Tromm A, Griga T, Möllmann H W, May B, Müller K M, Fisseler-Eckhoff A
Department of Gastroenterology and Hepatology and Institute of Pathology, BG-Kliniken Bergmannsheil, University Clinic, Ruhr-University Bochum, Germany.
Am J Gastroenterol. 1999 Jul;94(7):1871-5. doi: 10.1111/j.1572-0241.1999.01222.x.
Collagenous colitis is a chronic watery diarrhea disorder characterized by a subepithelial collagen layer and a lymphoplasmacytic infiltration within the lamina propria. However, no standard treatment has been introduced by controlled clinical trials. Aim of the present pilot trial was to investigate the clinical effects of orally administered budesonide (3 mg t.i.d.) in 7 patients with collagenous colitis. In addition, the histomorphological changes after budesonide treatment were described in a group of 3 patients.
The study was performed as an open label pilot trial.
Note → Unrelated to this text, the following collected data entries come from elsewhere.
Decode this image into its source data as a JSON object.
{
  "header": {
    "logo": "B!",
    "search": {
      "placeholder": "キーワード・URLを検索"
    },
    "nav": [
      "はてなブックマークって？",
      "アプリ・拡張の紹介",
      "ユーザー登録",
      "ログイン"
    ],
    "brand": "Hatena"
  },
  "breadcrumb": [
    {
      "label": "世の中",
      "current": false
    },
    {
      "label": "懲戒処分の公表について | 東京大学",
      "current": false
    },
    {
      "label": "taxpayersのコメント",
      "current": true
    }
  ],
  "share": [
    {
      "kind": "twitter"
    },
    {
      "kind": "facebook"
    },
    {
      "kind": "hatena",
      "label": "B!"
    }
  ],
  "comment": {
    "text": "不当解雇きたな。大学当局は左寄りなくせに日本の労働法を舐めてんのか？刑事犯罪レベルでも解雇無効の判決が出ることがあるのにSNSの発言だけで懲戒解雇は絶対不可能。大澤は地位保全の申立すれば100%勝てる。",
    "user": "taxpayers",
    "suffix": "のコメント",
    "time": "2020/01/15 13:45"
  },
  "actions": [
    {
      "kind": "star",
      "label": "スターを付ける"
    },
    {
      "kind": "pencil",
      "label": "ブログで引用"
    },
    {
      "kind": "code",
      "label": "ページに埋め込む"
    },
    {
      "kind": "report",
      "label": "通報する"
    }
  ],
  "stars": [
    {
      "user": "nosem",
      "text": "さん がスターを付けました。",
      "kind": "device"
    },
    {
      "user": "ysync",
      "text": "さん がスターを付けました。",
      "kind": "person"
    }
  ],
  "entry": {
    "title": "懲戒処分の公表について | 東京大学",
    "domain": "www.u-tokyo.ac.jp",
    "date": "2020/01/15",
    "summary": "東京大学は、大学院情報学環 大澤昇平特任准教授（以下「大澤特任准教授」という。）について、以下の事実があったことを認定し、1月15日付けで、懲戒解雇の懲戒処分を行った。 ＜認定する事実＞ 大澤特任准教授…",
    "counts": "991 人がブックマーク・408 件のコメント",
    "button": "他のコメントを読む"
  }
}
Study end point was the clinical remission of collagenous colitis defined by stool frequency and stool consistency.
The results indicate a rapid and sustained clinical response in all patients. Stool frequency significantly decreased (p < 0.001) from 10.43 +/- 5.56 per day (4-20 per day) to 3.3 +/- 1.2 (1-5 per day) after 10 days and to 1.86 +/- 0.69 per day (1-3 per day) after 10 wk. Moreover stool consistency changed from watery (6 patients) or soft (1 patient) to soft (1 patient) or solid (6 patients). Clinical improvement was achieved within the first 10 days in all patients and maintained after dose reduction. In 3 patients no diarrhea recurred within 7, 12, or 15 months after treatment with budesonide was terminated. In these patients control biopsies were taken and showed a marked regression of both characteristics, the collagen band and the lymphoplasmacytic infiltration.
With respect to the preliminary data from this pilot trial, budesonide with its high topical and low systemic effects seems to be of therapeutic clinical benefit in collagenous colitis. A therapeutic effect could be demonstrated for both therapeutic goals, the clinical response and morphological changes. Further studies on the effects of budesonide on mucosal collagen metabolism and long-term follow-up are warranted.
胶原性结肠炎是一种慢性水样腹泻疾病,其特征为上皮下胶原层和固有层内淋巴细胞及浆细胞浸润。然而,尚无通过对照临床试验引入的标准治疗方法。本试点试验的目的是研究口服布地奈德(每日3次,每次3毫克)对7例胶原性结肠炎患者的临床疗效。此外,还描述了一组3例患者在布地奈德治疗后的组织形态学变化。
本研究作为一项开放标签试点试验进行。研究终点为根据排便频率和大便性状定义的胶原性结肠炎临床缓解。
结果表明所有患者均有快速且持续的临床反应。排便频率在10天后从每天10.43±5.56次(每天4 - 20次)显著降低(p < 0.001)至3.3±1.2次(每天1 - 5次),在10周后降至每天1.86±0.69次(每天1 - 3次)。此外,大便性状从水样(6例患者)或软便(1例患者)变为软便(1例患者)或固体便(6例患者)。所有患者在最初10天内实现临床改善,并在减量后维持。3例患者在布地奈德治疗终止后7、12或15个月内未再出现腹泻。对这些患者进行对照活检,结果显示胶原带和淋巴细胞及浆细胞浸润这两个特征均有明显消退。
根据该试点试验的初步数据,布地奈德具有高局部效应和低全身效应,似乎对胶原性结肠炎具有治疗临床益处。对于临床反应和形态学变化这两个治疗目标均能证明其治疗效果。有必要进一步研究布地奈德对黏膜胶原代谢的影响及长期随访情况。